В Битше нам в первый раз выдали военное снаряжение, и мы оттуда отправились прямо в лагерь – в Риксгейм, который находится между Виссенбургом и Ландау.

Весь день пришлось шагать без отдыха по солнцепеку – леса уже остались позади, и только порою, когда мы шли вдоль фруктовых садов, попадалась реденькая тень. Множество других пеших и конных отрядов справа и слева двигались в том же направлении.

Вереницами тянулись повозки с вином и провиантом – ничего иного мы и не видели. Пыль стояла столбом; вот было бы отрадно, если б хлынул сильный ливень – как накануне!

В Риксгейм мы пришли в девятом часу вечера. Все волонтеры, расквартированные там, ликовали: оказалось, наша кавалерия утром побывала в первой стычке, и наши национальные драгуны опрокинули гусаров Эбенского полка и драгунов из Любговица, которые, под началом офицеров-эмигрантов, намеревались отрезать от нас обоз с провиантом по дороге в Ландау. Жаркое завязалось дело. Атакой руководил Кюстин[173]173
  Кюстин Адам-Филипп, граф (1740–1793) – французский генерал. В 1792 году во главе французских революционных войск взял Майнц и Франкфурт-на-Майне. В 1793 году был отозван в Париж, предан суду по обвинению в измене и казнен.


[Закрыть]
.

С особенным душевным волнением рассказывали нам люди в деревне Риксгейм о юном барабанщике из Страсбургского стрелкового батальона волонтеров, о мальчугане, который первым издали заметил на дороге гусаров Эбенского полка и начал бить сбор. Какой-то гусар отрубил ему на скаку кисть правой руки, но бедный мальчишка все бил и бил в барабан левой рукой. Этого гусара следовало бы швырнуть под копыта лошадям!

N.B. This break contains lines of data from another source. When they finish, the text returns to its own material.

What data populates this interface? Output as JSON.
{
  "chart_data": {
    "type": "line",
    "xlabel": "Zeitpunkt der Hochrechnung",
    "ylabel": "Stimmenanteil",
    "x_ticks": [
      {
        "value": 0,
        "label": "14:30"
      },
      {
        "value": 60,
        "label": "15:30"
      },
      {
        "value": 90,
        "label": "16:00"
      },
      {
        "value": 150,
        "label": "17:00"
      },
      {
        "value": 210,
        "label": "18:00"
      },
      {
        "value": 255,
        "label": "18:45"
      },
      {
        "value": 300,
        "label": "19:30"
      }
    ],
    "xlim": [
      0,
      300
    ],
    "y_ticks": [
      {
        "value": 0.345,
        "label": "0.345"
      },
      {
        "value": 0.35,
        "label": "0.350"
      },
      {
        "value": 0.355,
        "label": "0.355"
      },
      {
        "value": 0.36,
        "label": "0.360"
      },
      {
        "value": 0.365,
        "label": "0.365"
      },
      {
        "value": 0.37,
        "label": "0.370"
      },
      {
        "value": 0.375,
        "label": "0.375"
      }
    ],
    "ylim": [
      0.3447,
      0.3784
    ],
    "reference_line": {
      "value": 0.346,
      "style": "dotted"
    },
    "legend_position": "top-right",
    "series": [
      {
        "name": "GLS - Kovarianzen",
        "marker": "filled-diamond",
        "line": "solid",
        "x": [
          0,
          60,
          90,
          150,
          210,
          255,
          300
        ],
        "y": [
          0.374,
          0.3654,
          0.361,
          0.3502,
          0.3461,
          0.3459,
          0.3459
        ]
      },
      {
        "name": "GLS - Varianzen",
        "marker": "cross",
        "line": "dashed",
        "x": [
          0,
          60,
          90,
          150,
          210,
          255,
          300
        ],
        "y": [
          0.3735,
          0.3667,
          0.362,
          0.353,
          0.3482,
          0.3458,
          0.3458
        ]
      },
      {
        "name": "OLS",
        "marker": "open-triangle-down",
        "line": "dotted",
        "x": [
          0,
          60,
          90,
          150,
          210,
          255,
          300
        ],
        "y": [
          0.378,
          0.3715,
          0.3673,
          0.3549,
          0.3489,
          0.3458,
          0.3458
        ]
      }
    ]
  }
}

Вот так на нас надвигалась война!

Ну, а теперь пора передохнуть. К тому же мне придется побывать в горах – проведать двух старых товарищей, оставшихся в живых, и с их помощью кое-что восстановить в памяти. А поэтому, друзья мои, пока поставим точку. Первая республиканская война стоит того, чтоб все хорошенько обдумать, а потом уж и повести о ней рассказ. Да и такое множество великих событий одновременно происходило в те дни, что надо все привести в порядок, собрать старые бумаги да написать только о том, что честные люди сочтут истинным и достоверным.

Итак, если господь бог сохранит мне здоровье, ждать этого недолго.